Un mets jurassien emblématique : les gaudes

Article de Bernard Bichon

 

 Quoiqu’une tradition place l’introduction du maïs dans le Jura à la fin du XVIe siècle, par la petite-montagne, c’est dans la première moitié du XVIIe qu’on en repère la trace dans les archives, où il est d’abord appelé turquie (blé de Turquie).

En Franche-Comté, le maïs est employé non seulement pour l’alimentation animale, ainsi qu’on l’observe un peu partout, mais aussi de manière très marquée dans l’alimentation humaine. Vers 1800, la statistique départementale indique : « Pour l’usage des hommes, on fait moudre le grain préalablement desséché au grand air ou au four, on le convertit en pain ou en gâteaux (…). Ce n’est cependant point en pain que son usage est le plus généralement répandu, c’est en bouillie connue dans tout le département sous le nom de gaudes. Pour rendre le turquie propre à faire des gaudes, il faut en soumettre le grain à une espèce de torréfaction, qu’on obtient en le mettant au four immédiatement après en avoir retiré le pain, pour le dessécher sans néanmoins pousser cette dessiccation assez loin pour le brûler, ce qui lui donne, lorsque cet accident arrive, un très mauvais goût. C’est avec la farine de ce grain ainsi préparé qu’on fait cette bouillie qu’on appelle gaudes, soit avec du lait, soit avec de l’eau ».

Myriam Gaxotte dans un rapport de 1989 pour l’Écomusée de la Bresse Bourguignonne observe que gaudes et pain sont en relation étroite, constituant une sorte de doublet : on consomme en début de repas soit de la soupe au pain soit des gaudes ; l’une plutôt en été, les autres davantage en hiver ; pain et maïs à gaudes se succèdent au four à pain, soupe et gaudes sont censées faire grandir … Toutefois leur usage social les oppose : le pain construit la sociabilité (avec par exemple la figure du partage du pain à la messe dominicale), alors que les gaudes closent la maisonnée sur elle-même : c’est la nourriture du foyer ; on n’en sert pas à des invités ; chaque famille exige du meunier qu’il lui restitue « ses gaudes », plutôt que celles d’une autre famille… Par ailleurs l’appellation narquoise qui affecte les habitants de la plaine où on en consommait beaucoup renvoie encore à l’intime : on les traitait de « ventres jaunes » par référence au jaune foncé des gaudes. On peut encore ajouter que les gaudes étaient considérées comme une nourriture de pauvres, voire de rustres, par opposition au pain de froment dont on recherchait la blancheur.
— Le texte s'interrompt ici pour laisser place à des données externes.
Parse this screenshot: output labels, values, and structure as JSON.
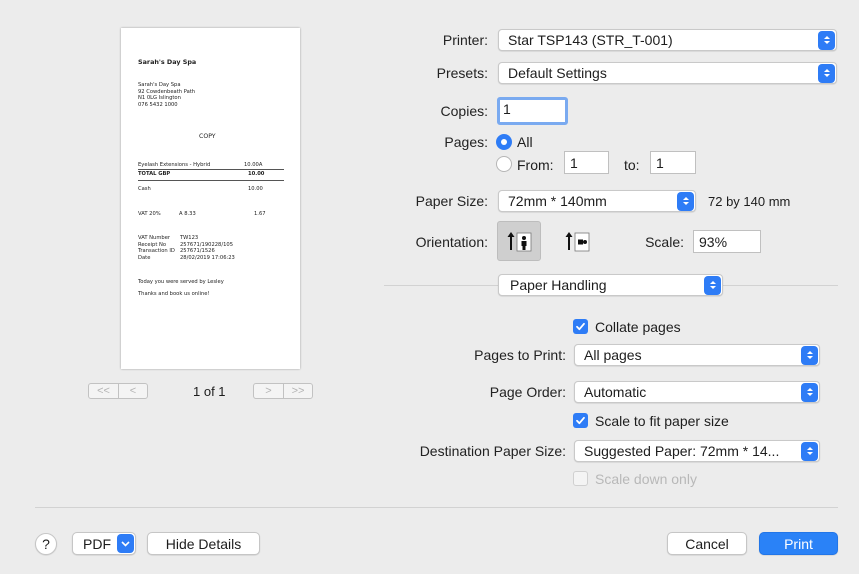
{
  "preview": {
    "shop_title": "Sarah's Day Spa",
    "address": [
      "Sarah's Day Spa",
      "92 Cowdenbeath Path",
      "N1 0LG Islington",
      "076 5432 1000"
    ],
    "copy_label": "COPY",
    "item": {
      "name": "Eyelash Extensions - Hybrid",
      "price": "10.00A"
    },
    "total": {
      "label": "TOTAL GBP",
      "value": "10.00"
    },
    "cash": {
      "label": "Cash",
      "value": "10.00"
    },
    "vat": {
      "label": "VAT 20%",
      "base": "A 8.33",
      "value": "1.67"
    },
    "details": [
      {
        "label": "VAT Number",
        "value": "TW123"
      },
      {
        "label": "Receipt No",
        "value": "257671/190228/105"
      },
      {
        "label": "Transaction ID",
        "value": "257671/1526"
      },
      {
        "label": "Date",
        "value": "28/02/2019 17:06:23"
      }
    ],
    "footer": [
      "Today you were served by Lesley",
      "Thanks and book us online!"
    ],
    "nav": {
      "first": "<<",
      "prev": "<",
      "next": ">",
      "last": ">>"
    },
    "page_indicator": "1 of 1"
  },
  "printer": {
    "label": "Printer:",
    "value": "Star TSP143 (STR_T-001)"
  },
  "presets": {
    "label": "Presets:",
    "value": "Default Settings"
  },
  "copies": {
    "label": "Copies:",
    "value": "1"
  },
  "pages": {
    "label": "Pages:",
    "all_label": "All",
    "from_label": "From:",
    "from_value": "1",
    "to_label": "to:",
    "to_value": "1",
    "selected": "All"
  },
  "paper_size": {
    "label": "Paper Size:",
    "value": "72mm * 140mm",
    "dimensions": "72 by 140 mm"
  },
  "orientation": {
    "label": "Orientation:",
    "selected": "portrait"
  },
  "scale": {
    "label": "Scale:",
    "value": "93%"
  },
  "section": {
    "value": "Paper Handling"
  },
  "collate": {
    "label": "Collate pages",
    "checked": true
  },
  "pages_to_print": {
    "label": "Pages to Print:",
    "value": "All pages"
  },
  "page_order": {
    "label": "Page Order:",
    "value": "Automatic"
  },
  "scale_to_fit": {
    "label": "Scale to fit paper size",
    "checked": true
  },
  "destination": {
    "label": "Destination Paper Size:",
    "value": "Suggested Paper: 72mm * 14..."
  },
  "scale_down": {
    "label": "Scale down only",
    "checked": false,
    "enabled": false
  },
  "footer": {
    "help": "?",
    "pdf": "PDF",
    "hide_details": "Hide Details",
    "cancel": "Cancel",
    "print": "Print"
  },
  "colors": {
    "accent": "#2E7CF6",
    "print_button": "#2A82F7",
    "window_bg": "#ECECEC"
  }
}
La consommation des gaudes s’est assoupie dans le cours du XXe siècle, avec un regain pendant la seconde guerre mondiale. Depuis quelques années, le goût pour les nourritures du terroir les remet à l’honneur. Actuellement, elles ne sont plus moulues que par les meules de deux moulins ; celui de Chaussin, à la charnière de la Bresse et du Finage et le moulin-conservatoire de Pont-des-Vents à Montfleur, dans la petite-montagne.